La tercera normativa literaria es un irónico Antidecálogo del escritor. Lo hizo Jorge Luis Borges hacia 1948, después de que él, Adolfo Bioy Casares y Silvina Ocampo trataron de escribir a seis manos un relato ambientado en Francia y cuyo protagonista era un joven escritor de provincias. La vaina nunca cuajó, pero de aquel esbozo quedó la lista de 16 consejos sobre lo que un escritor no debe poner jamás en sus libros. Vean la recomendación # 16, muy oportuna en estos días: “Evitar la vanidad, la modestia, la pederastia, la ausencia de pederastia, el suicidio”.

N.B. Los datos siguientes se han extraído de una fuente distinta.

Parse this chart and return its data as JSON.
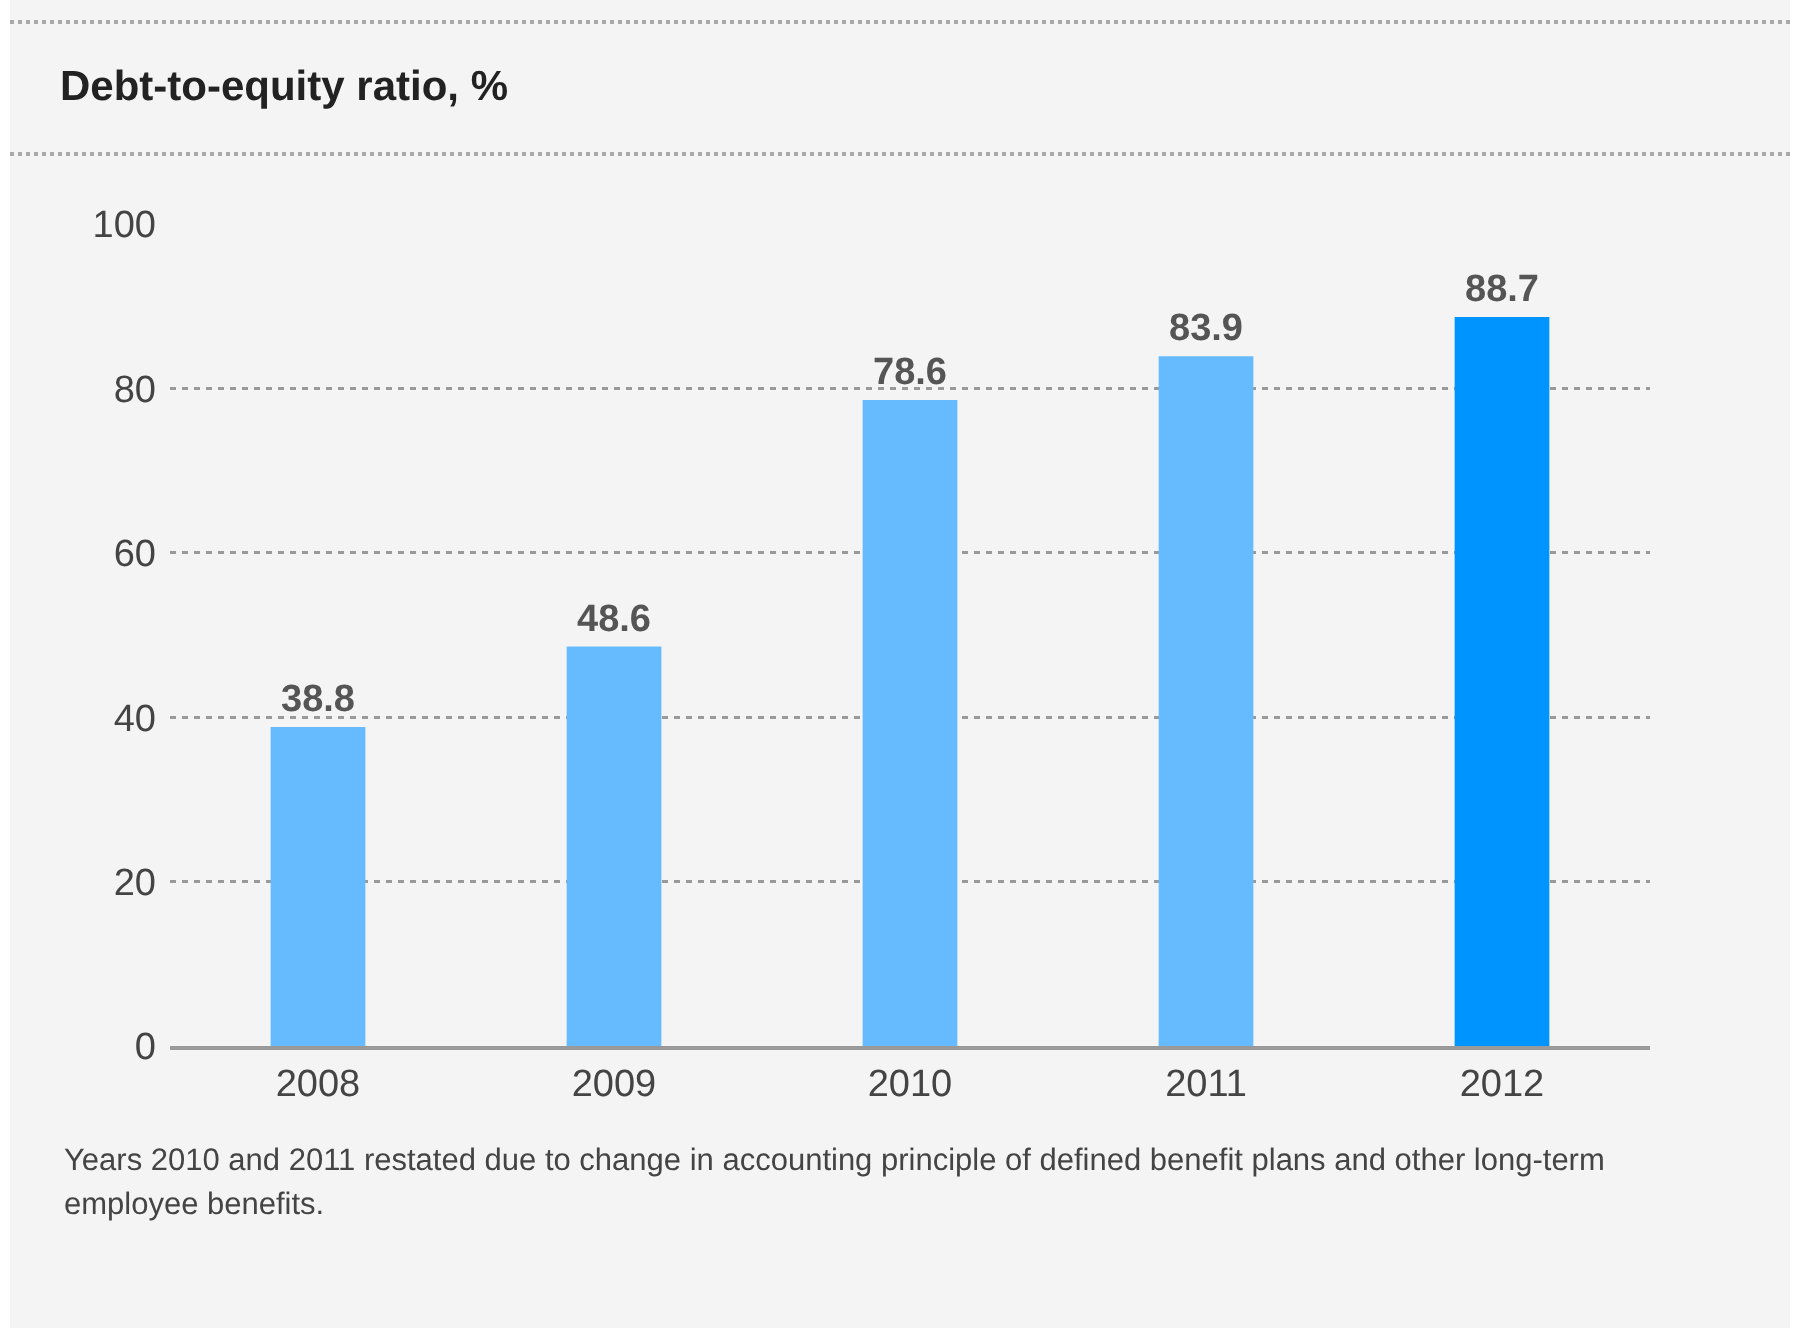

Toda esta memorabilia para felicitar a Diego Niño y su libro La noche es una niña traviesa, ganador del XVII Concurso Nacional de Cuento Jorge Gaitán Durán de la Asociación de Escritores y la Gobernación de Norte de Santander, en Cúcuta. Y también para agasajar a los dos escritores con mención de honor: Henry Gómez con Cuentos para hundir un submarino, y Santiago Jiménez con El fracaso atravesando la avenida. Todos ellos han experimentado en carne propia que “dura es la ley, pero es la ley”, sobre todo cuando de por medio están Quiroga, Monterroso y Borges.
Rabito: “Los periodistas son pagados y defienden los intereses de quienes los pagan. Solamente el jefe del Estado representa a la opinión pública y él es el único autorizado a hablar en su nombre”. Teniente General Gustavo Rojas Pinilla, presidente de la República, 1° de marzo de 1955.